Complex Object Management in Databases: About the Preparedness of Database Technology for New Emerging Applications”.
The quantity and nature of data has changed over the years. While the beginning of database technology was characterized by the handling of manageable volumes of alphanumerical data of simple structure, we are now confronted with “big data”. The phrase “big data” refers to large, diverse, complex, and/or distributed
data sets. Large data sets are generated, for example, from instruments, sensors, and satellites and usually have a simple internal structure. The focus of this talk is on the aspect of the complexity of big data. New emerging (that is, non-traditional) applications including biological, genomic, multimedia, digital library, imaging, scientific, location-based, geospatial, and spatiotemporal technologies have necessitated the handling of complex application objects. These objects are highly structured, large in size, and of variable representation length. Currently, such objects are handled by using scientific file formats like HDF and NetCDF, or by special, built-in data types in databases like XML and BLOB.
However, some of these approaches are very application specific and/or do not provide proper levels of data abstraction for users. Others do not support random updates or cannot manage large volumes of structured data and simultaneously provide associated high-level operations. In this talk, we consider the state of the art of complex object management in databases and analyze the requirements, solutions, and weaknesses of available approaches. Finally, we introduce our ongoing work on a novel two-step solution to managing and querying complex application objects within databases. The first step introduces a novel data type called Intelligent Binary Large Object (iBLOB) that leverages the traditional BLOB type in databases, preserves the structure of application objects, and provides smart query and update capabilities. The second step consists in a generalized conceptual framework to capture and validate the structure of application objects by means of a type structure specification (TSS). The iBLOB framework generates a type structure specific application programming interface that allows applications to easily access the components of complex application objects. This greatly simplifies the ease with which new type systems for complex application objects can be implemented inside database systems.

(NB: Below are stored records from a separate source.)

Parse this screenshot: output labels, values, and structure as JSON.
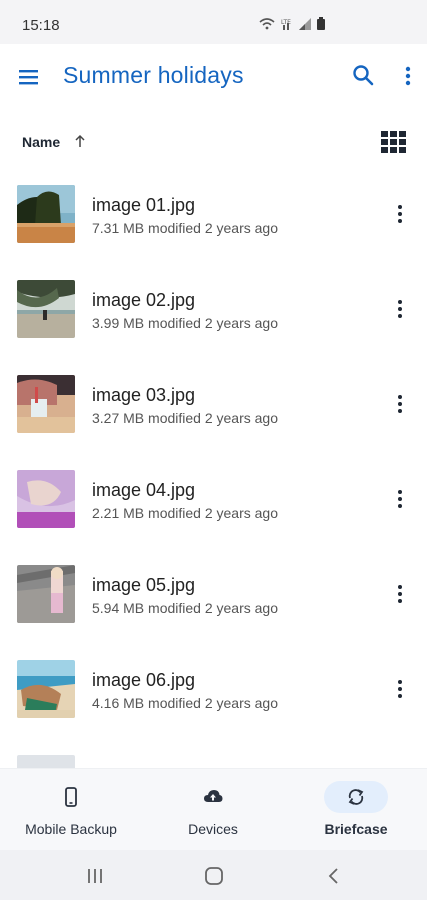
{
  "status_bar": {
    "time": "15:18"
  },
  "app_bar": {
    "title": "Summer holidays",
    "accent_color": "#1565c0"
  },
  "sort": {
    "label": "Name",
    "direction": "ascending"
  },
  "files": [
    {
      "name": "image 01.jpg",
      "meta": "7.31 MB modified 2 years ago"
    },
    {
      "name": "image 02.jpg",
      "meta": "3.99 MB modified 2 years ago"
    },
    {
      "name": "image 03.jpg",
      "meta": "3.27 MB modified 2 years ago"
    },
    {
      "name": "image 04.jpg",
      "meta": "2.21 MB modified 2 years ago"
    },
    {
      "name": "image 05.jpg",
      "meta": "5.94 MB modified 2 years ago"
    },
    {
      "name": "image 06.jpg",
      "meta": "4.16 MB modified 2 years ago"
    }
  ],
  "bottom_nav": {
    "items": [
      {
        "label": "Mobile Backup",
        "icon": "phone-icon"
      },
      {
        "label": "Devices",
        "icon": "cloud-upload-icon"
      },
      {
        "label": "Briefcase",
        "icon": "sync-icon",
        "active": true
      }
    ]
  }
}
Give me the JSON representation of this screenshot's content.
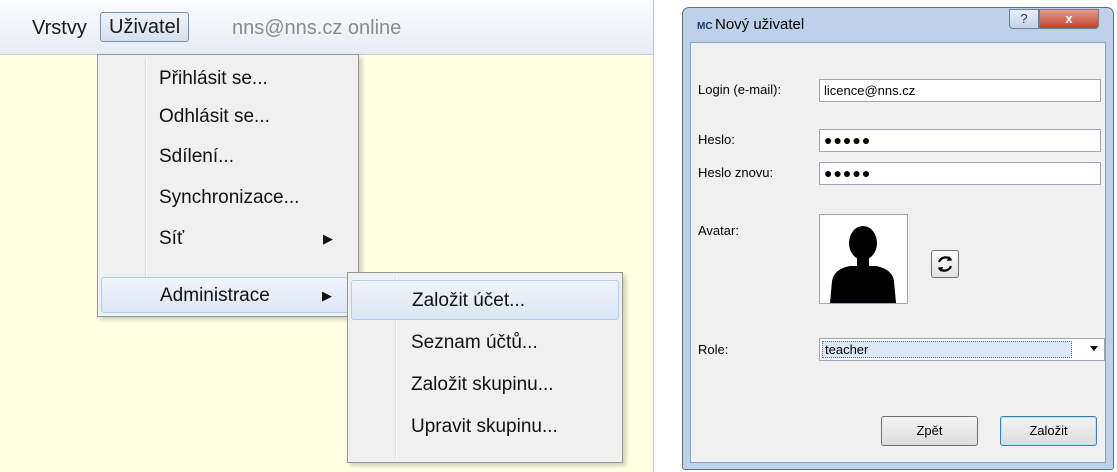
{
  "menubar": {
    "items": [
      {
        "label": "Vrstvy"
      },
      {
        "label": "Uživatel"
      }
    ],
    "status": "nns@nns.cz online"
  },
  "user_menu": {
    "items": [
      {
        "label": "Přihlásit se..."
      },
      {
        "label": "Odhlásit se..."
      },
      {
        "label": "Sdílení..."
      },
      {
        "label": "Synchronizace..."
      },
      {
        "label": "Síť",
        "arrow": "▶"
      },
      {
        "label": "Administrace",
        "arrow": "▶"
      }
    ]
  },
  "admin_submenu": {
    "items": [
      {
        "label": "Založit účet..."
      },
      {
        "label": "Seznam účtů..."
      },
      {
        "label": "Založit skupinu..."
      },
      {
        "label": "Upravit skupinu..."
      }
    ]
  },
  "dialog": {
    "icon_text": "MC",
    "title": "Nový uživatel",
    "help_glyph": "?",
    "close_glyph": "x",
    "login_label": "Login (e-mail):",
    "login_value": "licence@nns.cz",
    "password_label": "Heslo:",
    "password_value": "●●●●●",
    "password_again_label": "Heslo znovu:",
    "password_again_value": "●●●●●",
    "avatar_label": "Avatar:",
    "role_label": "Role:",
    "role_value": "teacher",
    "back_button": "Zpět",
    "create_button": "Založit"
  },
  "colors": {
    "app_background": "#ffffe3",
    "menu_background": "#f0f0f0",
    "highlight": "#dbe6f4",
    "dialog_frame": "#bdd2ea",
    "close_red": "#c2432e"
  }
}
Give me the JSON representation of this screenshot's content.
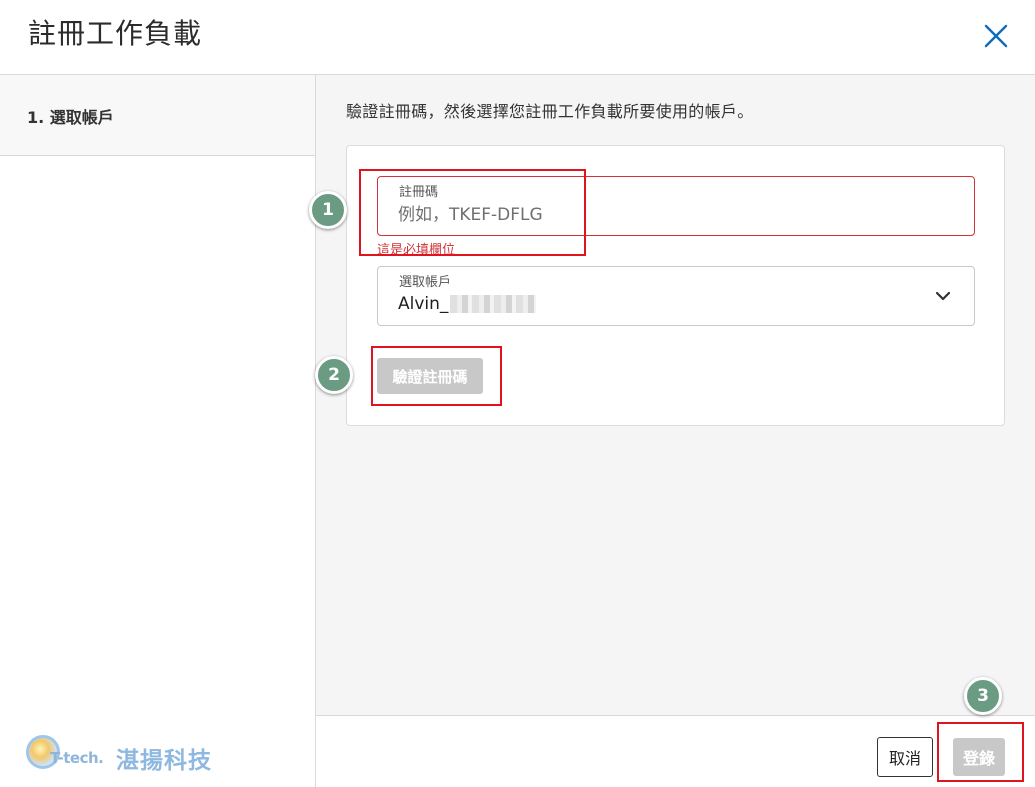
{
  "dialog": {
    "title": "註冊工作負載",
    "close_icon": "close-icon"
  },
  "sidebar": {
    "steps": [
      {
        "label": "1. 選取帳戶"
      }
    ]
  },
  "main": {
    "instruction": "驗證註冊碼，然後選擇您註冊工作負載所要使用的帳戶。",
    "registration_code": {
      "label": "註冊碼",
      "placeholder": "例如，TKEF-DFLG",
      "value": "",
      "error": "這是必填欄位"
    },
    "account_select": {
      "label": "選取帳戶",
      "value": "Alvin_"
    },
    "verify_button": "驗證註冊碼"
  },
  "footer": {
    "cancel_button": "取消",
    "register_button": "登錄"
  },
  "annotations": {
    "badges": [
      "1",
      "2",
      "3"
    ],
    "highlight_color": "#e0141e",
    "badge_color": "#6b9c83"
  },
  "watermark": {
    "brand": "T-tech.",
    "company": "湛揚科技"
  },
  "colors": {
    "accent": "#0f6cbd",
    "error": "#d13438",
    "disabled_button": "#c8c8c8"
  }
}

Markus Schneider is an Associate Professor at the Department of Computer and Information Science and Engineering of the University of Florida, which is located in Gainesville, Florida, USA. He holds an M.S. degree in Computer Science from the Technical University in Dortmund, Germany, and a Ph.D. degree in Computer Science from the University of Hagen, Germany. His research interests include spatial, spatio-temporal, and moving objects databases, spatial data warehousing and SOLAP, spatial information science, geoinformatics, geographical information systems, applied computational geometry, and extensible databases. He is the co-author of the bookMoving Objects Databases published by Morgan-Kaufmann, the author of the book Spatial Data Types for Database Systems published by Springer-Verlag, and the author of the book Implementation Concepts for Database Systems published by Springer-Verlag. Further, he has published more than 100 journal articles, book chapters, and conference papers. He is on the editorial board of the journal GeoInformatica and a recipient of the 2004 National Science Foundation (NSF) CAREER Award.